Apple Books Is Getting Flooded With AI-Generated Plagiarism
Apple Books is facing the same crisis that has plagued Amazon’s Kindle Store for the past couple of years: fake books. Typically composed of low-quality, AI-generated summaries, these “books” copy the titles and visual assets of real books to confuse buyers and cash in on search results for popular releases.
Recently, technology journalist and author Joanna Stern noticed that more than 10 titles on Apple Books closely mirrored her book, I Am Not a Robot: My Year Using AI to Do (Almost) Everything, by using the same title and cover design. Many even featured her name on the cover—or a sloppy version of it, at least.

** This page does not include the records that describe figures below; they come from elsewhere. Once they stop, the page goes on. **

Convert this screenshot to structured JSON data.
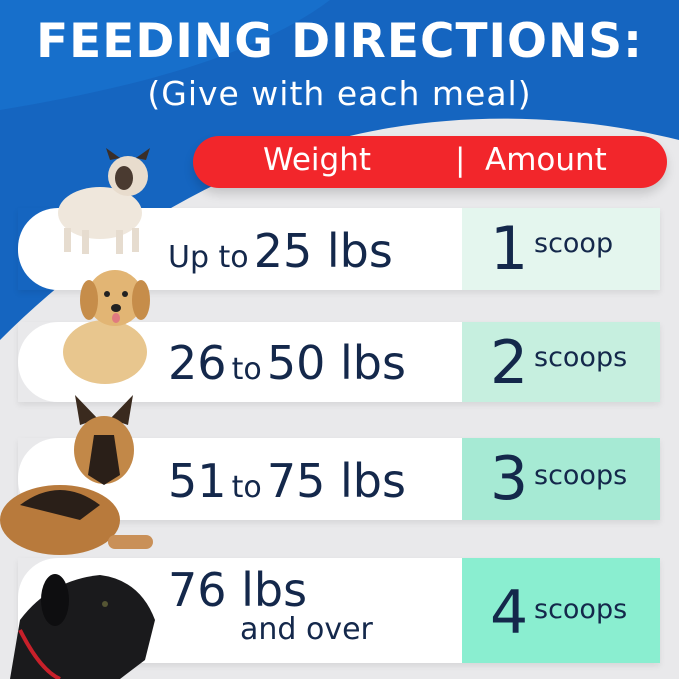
{
  "header": {
    "title": "FEEDING DIRECTIONS:",
    "subtitle": "(Give with each meal)"
  },
  "table_header": {
    "weight": "Weight",
    "separator": "|",
    "amount": "Amount"
  },
  "rows": [
    {
      "pre": "Up to",
      "weight": "25 lbs",
      "mid": "",
      "weight2": "",
      "amount": "1",
      "unit": "scoop",
      "dog": "french-bulldog",
      "color": "#e4f6ee"
    },
    {
      "pre": "",
      "weight": "26",
      "mid": "to",
      "weight2": "50 lbs",
      "amount": "2",
      "unit": "scoops",
      "dog": "golden-retriever-puppy",
      "color": "#c6efdf"
    },
    {
      "pre": "",
      "weight": "51",
      "mid": "to",
      "weight2": "75 lbs",
      "amount": "3",
      "unit": "scoops",
      "dog": "german-shepherd",
      "color": "#a6ead4"
    },
    {
      "pre": "",
      "weight": "76 lbs",
      "mid": "and over",
      "weight2": "",
      "amount": "4",
      "unit": "scoops",
      "dog": "great-dane",
      "color": "#8aeed0"
    }
  ],
  "colors": {
    "blue": "#1565c0",
    "red": "#f2262b",
    "navy": "#14284b"
  }
}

Some of these books used AI‑generated covers that looked very similar to the real one. In the video above, Stern says that when she purchased a few of these titles, the contents read like AI‑generated chapter‑by‑chapter summaries of her own book, packaged and sold as standalone works rather than clearly labeled guides or summaries. She also found AI knockoffs of other popular books, like actor Lena Dunham’s Famesick and financial educator Haley Sacks’ Future Rich Person, on Apple Books.
Stern reported the knockoffs of her own book to Apple, and the company took them down in accordance with its policies regarding misleading content, copyright infringement, and AI labeling. But she quickly found new clones returning to the store in fresh variants, with small tweaks to titles, covers, and author names.
As AI gains the ability to create just about any form of digital content (often for free), users across a variety of platforms, from YouTube to Steam, are having to sift through videos, games, articles, and more that are generated with a prompt and a click of a button. This content not only confuses audiences but also siphons sales away from genuine creators, potentially undermining a publisher’s reputation.